Rhinoplasty, primarily revision rhinoplasty.
That’s pretty complicated stuff, correct?
Yes, once someone has his or her nose operated on the anatomy can become extremely distorted making the procedure much more complex. You have to think on your feet and be creative in the moment. The more experience the surgeon has the better you are at revision rhinoplasty.
How did you get started in this field?
My father Richard Farrior, MD, now 88, was a premier rhinoplasty surgeon in the 1960s, 70s and 80s. He was my role model and inspired me to follow in his footsteps.
Do you ever run tough cases by him?
Yes, every now and then I will.
Do you have children, and will they follow in your path?

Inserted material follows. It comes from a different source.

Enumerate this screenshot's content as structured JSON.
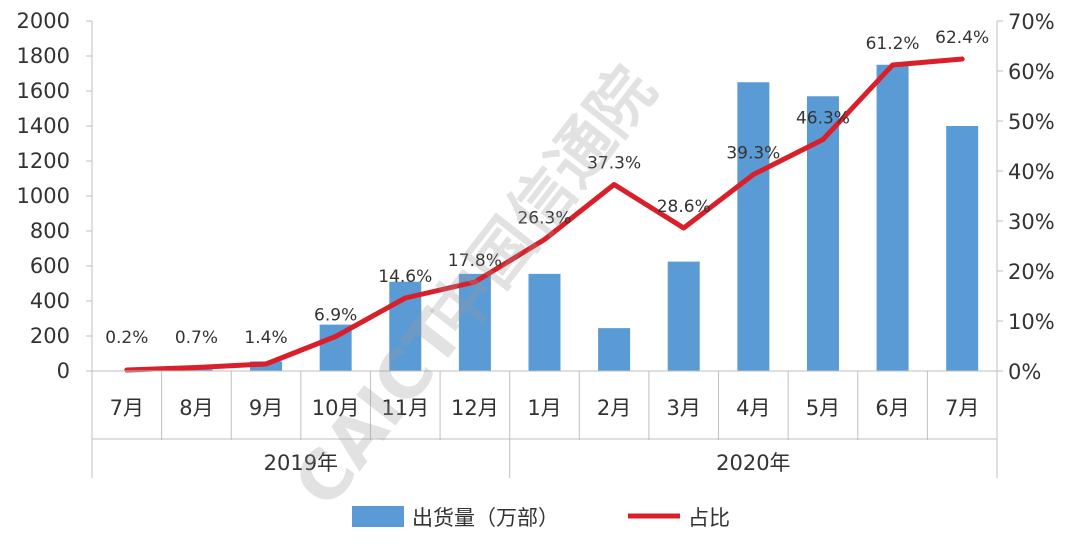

I hope so. I have a son and two daughters. My son is a law student, my oldest daughter has a master’s in teaching and is teaching middle school math, and one of my daughters is a pre-med student. She was going to go to veterinary school, but switched to pre-med. I have my fingers crossed.
Why do you love what you do?
I love the technical aspect. It is is almost like composing or sculpting, and to be creative with living tissue takes a great deal of focus. It’s also one of the few specialties in medicine where doctors and patients can develop relationships. This communication is really paramount. With elective procedures, it is imperative for us to educate and empower patients to make the right decisions and to get to know their lifestyles, their family, and their goals. We don’t have the pressure of having to see five or more patients every hour so we can really build a personal relationship.
What, in your opinion, will be the next big thing in facial plastics?
A reversible permanent filler that you can undo if there is a problem. Facial implants are great, but it takes a surgical intervention. They also come in a variety of sizes but not enough of a selection to fit every facial and skeletal contour. Injectables are nice in that you can customize them and there is no downtime.
What is your tried-and-true anti aging advice?
If you keep skin hydrated and protected from the sun you will need fewer interventions.
The AAFPRS just put out a survey showing that 50 is the new 30. Do women today really feel and look younger than their chronological age?
Absolutely. Today, women in their 40s and 50s are more confident and beautiful than ever before. They have the life experience and knowledge to look as great as they feel. And with the growing number of minimally invasive and nonsurgical options, they are able to maintain their youthful appearance for longer.